1. Die Beschwerde der aus der IR-Marke 487 167 Widersprechenden ist zulässig und hat auch in der Sache Erfolg. Nach Auffassung des Senats besteht zwischen der Widerspruchsmarke IR 487 167 und der angegriffenen Marke Verwechslungsgefahr im Sinne von § 9 Abs. 1 Abs. 2 MarkenG, weswegen die angegriffene Marke zu löschen ist (§ 43 Abs. 2 S 1 MarkenG).

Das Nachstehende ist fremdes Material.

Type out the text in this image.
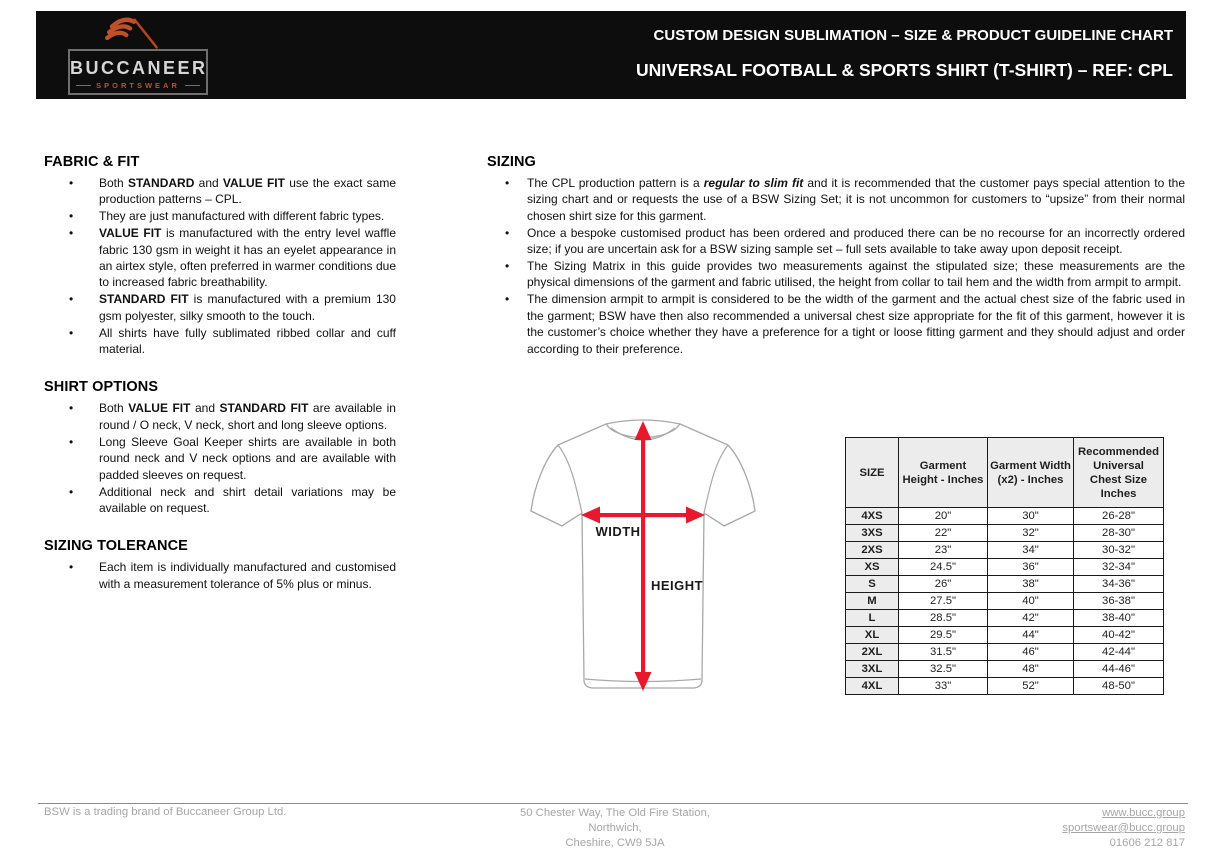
BUCCANEER
SPORTSWEAR
CUSTOM DESIGN SUBLIMATION – SIZE & PRODUCT GUIDELINE CHART
UNIVERSAL FOOTBALL & SPORTS SHIRT (T-SHIRT) – REF: CPL
FABRIC & FIT
• Both STANDARD and VALUE FIT use the exact same production patterns – CPL.
• They are just manufactured with different fabric types.
• VALUE FIT is manufactured with the entry level waffle fabric 130 gsm in weight it has an eyelet appearance in an airtex style, often preferred in warmer conditions due to increased fabric breathability.
• STANDARD FIT is manufactured with a premium 130 gsm polyester, silky smooth to the touch.
• All shirts have fully sublimated ribbed collar and cuff material.
SHIRT OPTIONS
• Both VALUE FIT and STANDARD FIT are available in round / O neck, V neck, short and long sleeve options.
• Long Sleeve Goal Keeper shirts are available in both round neck and V neck options and are available with padded sleeves on request.
• Additional neck and shirt detail variations may be available on request.
SIZING TOLERANCE
• Each item is individually manufactured and customised with a measurement tolerance of 5% plus or minus.
SIZING
• The CPL production pattern is a regular to slim fit and it is recommended that the customer pays special attention to the sizing chart and or requests the use of a BSW Sizing Set; it is not uncommon for customers to “upsize” from their normal chosen shirt size for this garment.
• Once a bespoke customised product has been ordered and produced there can be no recourse for an incorrectly ordered size; if you are uncertain ask for a BSW sizing sample set – full sets available to take away upon deposit receipt.
• The Sizing Matrix in this guide provides two measurements against the stipulated size; these measurements are the physical dimensions of the garment and fabric utilised, the height from collar to tail hem and the width from armpit to armpit.
• The dimension armpit to armpit is considered to be the width of the garment and the actual chest size of the fabric used in the garment; BSW have then also recommended a universal chest size appropriate for the fit of this garment, however it is the customer’s choice whether they have a preference for a tight or loose fitting garment and they should adjust and order according to their preference.
WIDTH
HEIGHT
SIZE	Garment Height - Inches	Garment Width (x2) - Inches	Recommended Universal Chest Size Inches
4XS	20"	30"	26-28"
3XS	22"	32"	28-30"
2XS	23"	34"	30-32"
XS	24.5"	36"	32-34"
S	26"	38"	34-36"
M	27.5"	40"	36-38"
L	28.5"	42"	38-40"
XL	29.5"	44"	40-42"
2XL	31.5"	46"	42-44"
3XL	32.5"	48"	44-46"
4XL	33"	52"	48-50"
BSW is a trading brand of Buccaneer Group Ltd.	50 Chester Way, The Old Fire Station,
Northwich,
Cheshire, CW9 5JA
www.bucc.group
sportswear@bucc.group
01606 212 817
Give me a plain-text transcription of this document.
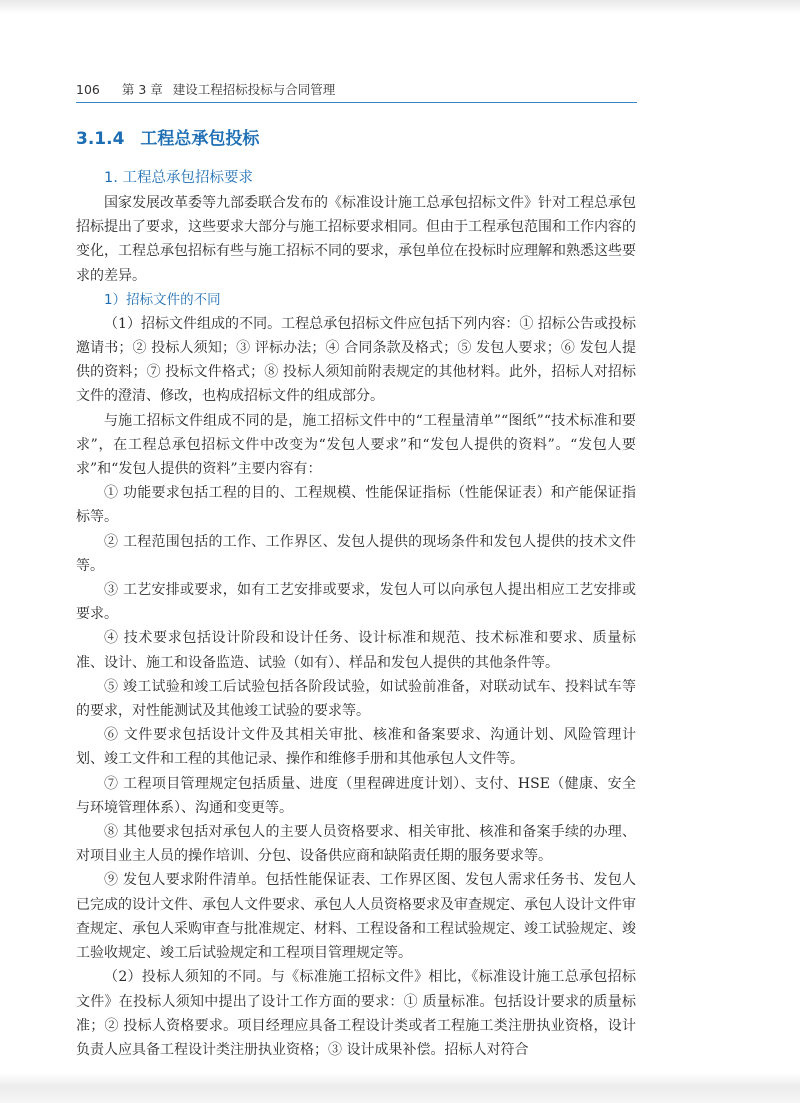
106 第 3 章 建设工程招标投标与合同管理
3.1.4 工程总承包投标
1. 工程总承包招标要求

国家发展改革委等九部委联合发布的《标准设计施工总承包招标文件》针对工程总承包招标提出了要求，这些要求大部分与施工招标要求相同。但由于工程承包范围和工作内容的变化，工程总承包招标有些与施工招标不同的要求，承包单位在投标时应理解和熟悉这些要求的差异。

1）招标文件的不同

（1）招标文件组成的不同。工程总承包招标文件应包括下列内容：① 招标公告或投标邀请书；② 投标人须知；③ 评标办法；④ 合同条款及格式；⑤ 发包人要求；⑥ 发包人提供的资料；⑦ 投标文件格式；⑧ 投标人须知前附表规定的其他材料。此外，招标人对招标文件的澄清、修改，也构成招标文件的组成部分。

与施工招标文件组成不同的是，施工招标文件中的“工程量清单”“图纸”“技术标准和要求”，在工程总承包招标文件中改变为“发包人要求”和“发包人提供的资料”。“发包人要求”和“发包人提供的资料”主要内容有：

① 功能要求包括工程的目的、工程规模、性能保证指标（性能保证表）和产能保证指标等。

② 工程范围包括的工作、工作界区、发包人提供的现场条件和发包人提供的技术文件等。

③ 工艺安排或要求，如有工艺安排或要求，发包人可以向承包人提出相应工艺安排或要求。

④ 技术要求包括设计阶段和设计任务、设计标准和规范、技术标准和要求、质量标准、设计、施工和设备监造、试验（如有）、样品和发包人提供的其他条件等。

⑤ 竣工试验和竣工后试验包括各阶段试验，如试验前准备，对联动试车、投料试车等的要求，对性能测试及其他竣工试验的要求等。

⑥ 文件要求包括设计文件及其相关审批、核准和备案要求、沟通计划、风险管理计划、竣工文件和工程的其他记录、操作和维修手册和其他承包人文件等。

⑦ 工程项目管理规定包括质量、进度（里程碑进度计划）、支付、HSE（健康、安全与环境管理体系）、沟通和变更等。

⑧ 其他要求包括对承包人的主要人员资格要求、相关审批、核准和备案手续的办理、对项目业主人员的操作培训、分包、设备供应商和缺陷责任期的服务要求等。

⑨ 发包人要求附件清单。包括性能保证表、工作界区图、发包人需求任务书、发包人已完成的设计文件、承包人文件要求、承包人人员资格要求及审查规定、承包人设计文件审查规定、承包人采购审查与批准规定、材料、工程设备和工程试验规定、竣工试验规定、竣工验收规定、竣工后试验规定和工程项目管理规定等。

（2）投标人须知的不同。与《标准施工招标文件》相比，《标准设计施工总承包招标文件》在投标人须知中提出了设计工作方面的要求：① 质量标准。包括设计要求的质量标准；② 投标人资格要求。项目经理应具备工程设计类或者工程施工类注册执业资格，设计负责人应具备工程设计类注册执业资格；③ 设计成果补偿。招标人对符合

Die Beurteilung der Verwechslungsgefahr im Sinn des § 9 Abs. 1 Abs. 2 MarkenG ist unter Berücksichtigung aller Umstände des Einzelfalls vorzunehmen. Dabei besteht eine Wechselwirkung zwischen den in Betracht zu ziehenden Faktoren, insbesondere der Ähnlichkeit der Marken und der Ähnlichkeit der mit ihnen gekennzeichneten Waren oder Dienstleistungen sowie der Kennzeichnungskraft der älteren Marke, so daß ein geringerer Grad der Ähnlichkeit der Waren durch einen höheren Grad der Ähnlichkeit der Marken ausgeglichen werden kann und umgekehrt (stRspr; vgl ua EuGH GRUR 1998, 387, 389 "Sabèl/Puma"; GRUR 1998, 922, 923 "CANON"; BGH GRUR 2000, 506, 508 "ATTACHÉ/TISSERAND").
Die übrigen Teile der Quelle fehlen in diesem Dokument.